- Pretty much ignored until recently, miniproteins are coming to the fore
Tiny proteins help power muscles and provide the toxic punch to many venoms
Miniproteins are defined as proteins with relatively few amino acids. Until recently short DNA sequences that could code for a tiny protein were pretty much ignored. By definition. For example, yeast DNA has the potential to code for 260000 miniproteins. Researchers assumed that most of them had no function. Or anyway, trying to work with them was mostly a dead end and would take up lots of resources.
This position has changed recently. There is now a mounting effort to enumerate miniproteins and start testing to see exactly what is going on. Some researchers feel that DNA research ignoring miniproteins in the past skipped over biologically very important molecules. Sort of like a rehash of genetic understanding is now underway.
Since 2010, these tiny proteins have started to show up in research literature, often as integral players in controlling the function of other larger proteins. There are several examples given.
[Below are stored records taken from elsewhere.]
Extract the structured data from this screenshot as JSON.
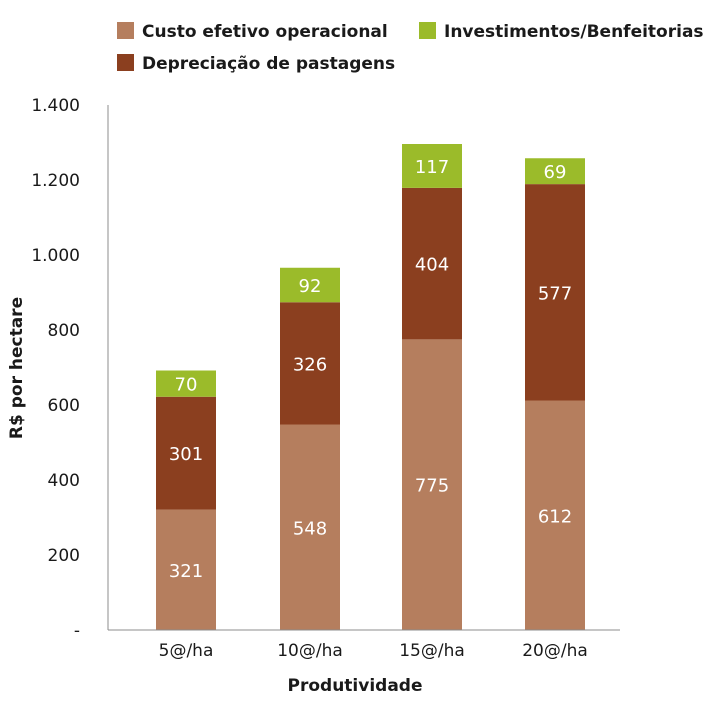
{
  "chart_data": {
    "type": "bar",
    "stacked": true,
    "categories": [
      "5@/ha",
      "10@/ha",
      "15@/ha",
      "20@/ha"
    ],
    "series": [
      {
        "name": "Custo efetivo operacional",
        "values": [
          321,
          548,
          775,
          612
        ],
        "color": "#b57e5e"
      },
      {
        "name": "Depreciação de pastagens",
        "values": [
          301,
          326,
          404,
          577
        ],
        "color": "#8b3f1f"
      },
      {
        "name": "Investimentos/Benfeitorias",
        "values": [
          70,
          92,
          117,
          69
        ],
        "color": "#9bbb2a"
      }
    ],
    "xlabel": "Produtividade",
    "ylabel": "R$ por hectare",
    "ylim": [
      0,
      1400
    ],
    "yticks": [
      "-",
      "200",
      "400",
      "600",
      "800",
      "1.000",
      "1.200",
      "1.400"
    ],
    "legend_position": "top",
    "grid": false
  }
}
Controlling mouse muscle fiber contractions is really interesting.
The medical potential for these little molecules is not being overlooked. Venom from several species so far examined, contains miniproteins with strong biological effects. Example: a miniprotein from Deathstalker Scorpion* venom, can be used to clearly delimit the boundaries of a tumor during surgery. This allows surgeons to be sure they are removing all of the tumor.
The white paper can be read by folks without a lot of Biology background.